The number of defendants rose from about 125 in 2009 to 250 in 2012, to 335 in 2013, Purdon said, attributing the rise to an increase in the number of multi-defendant drug conspiracy cases.
He said this, coupled with the fact that illegal drugs coming into North Dakota appear to passing through fewer hands, could reveal disturbing trends.
"It tells us that we're dealing with organized crime in a way that we haven't before. We certainly are concerned about the influence of motorcycle gangs, the influence of Mexican cartels, the influence of street gangs that you'd normally associate with larger population centers," Purdon said. "Our hometowns are developing big-city crime problems."
KERN COUNTY PASTS
In Kern County, Rogers has a criminal record dating to 2008, when he pleaded guilty to one felony count of being accessory to a crime. The following year, Rogers pleaded guilty to one felony county of second-degree burglary. He has no strikes from either conviction, but was arrested earlier this month by Bakersfield police in connection with two other crimes.
Bakersfield Police Department officers arrested Rogers on Jan. 14 in connection with the March 2, 2013, shooting death of Kevin McMahan, at South Real Road and Highway 58, and in connection with a July 28, 2013, shooting in the 500 block of South Brown Street.
He was booked on 12 felony counts ranging from assault with a deadly weapon to first degree murder to participating in a street gang.
Rogers' attorney, David Torres of Bakersfield, was out of the country Friday and unavailable to speak with a reporter.
Walter Goodson, 38, of Bakersfield was also arrested Jan. 14 in connection with McMahan's death and booked on three felony charges of first-degree murder, attempted murder, and participating in a street gang.
Goodson is not charged in Operation Pipe Cleaner.
Taylor was taken into federal custody recently, and it is unclear who will be representing her in court.
DAKOTA LIFE STILL BUCOLIC
Chamber of Commerce officials in Williston, N.D. -- possibly the Bakken's epicenter, about two hours north of Dickinson -- and in Minot, a larger city farther west, are far from unfamiliar with big-city crime. But they say you can get into trouble anywhere, and the reality of their state is that people here still leave their doors unlocked, and will help you if you drop your groceries.

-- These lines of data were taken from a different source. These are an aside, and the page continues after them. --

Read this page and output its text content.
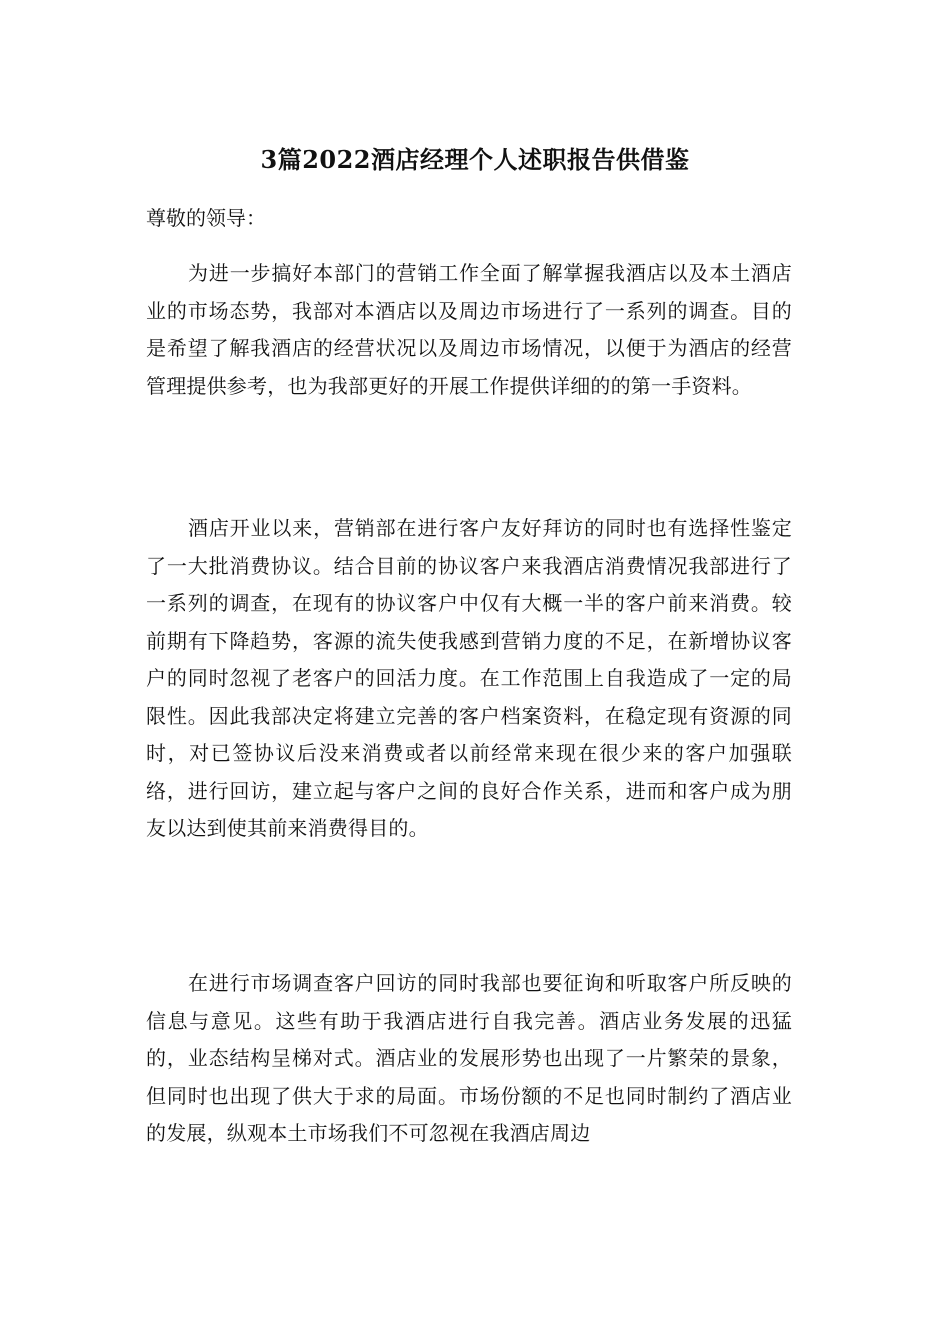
3篇2022酒店经理个人述职报告供借鉴
尊敬的领导：

为进一步搞好本部门的营销工作全面了解掌握我酒店以及本土酒店业的市场态势，我部对本酒店以及周边市场进行了一系列的调查。目的是希望了解我酒店的经营状况以及周边市场情况，以便于为酒店的经营管理提供参考，也为我部更好的开展工作提供详细的的第一手资料。

酒店开业以来，营销部在进行客户友好拜访的同时也有选择性鉴定了一大批消费协议。结合目前的协议客户来我酒店消费情况我部进行了一系列的调查，在现有的协议客户中仅有大概一半的客户前来消费。较前期有下降趋势，客源的流失使我感到营销力度的不足，在新增协议客户的同时忽视了老客户的回活力度。在工作范围上自我造成了一定的局限性。因此我部决定将建立完善的客户档案资料，在稳定现有资源的同时，对已签协议后没来消费或者以前经常来现在很少来的客户加强联络，进行回访，建立起与客户之间的良好合作关系，进而和客户成为朋友以达到使其前来消费得目的。

在进行市场调查客户回访的同时我部也要征询和听取客户所反映的信息与意见。这些有助于我酒店进行自我完善。酒店业务发展的迅猛的，业态结构呈梯对式。酒店业的发展形势也出现了一片繁荣的景象，但同时也出现了供大于求的局面。市场份额的不足也同时制约了酒店业的发展，纵观本土市场我们不可忽视在我酒店周边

"Have things changed? Yes. Is it the same town it was in 2010 or even the spring of 2011 before the flood? No," said John MacMartin, president of the Area Chamber of Commerce in Minot, which experienced a devastating flood in June 2011. "But do you worry about your kids playing in the streets? No."
Lee Lusht, president of the Williston Area Chamber of Commerce, said the oil boom has been an economic boon, although the town has more than doubled from its population of 14,700 at the 2010 census -- and is growing so fast that even its mayor has trouble keeping track.
"When the story gets out that it's this Wild West crazy town, it scares people. I'm a single woman. I live here and I don't pack heat. But I also don't talk on my cell phone at 11:30 at night when I leave Walmart," Lusht said. "Our major trials and tribulations are not the crime. It's the pace of the growth."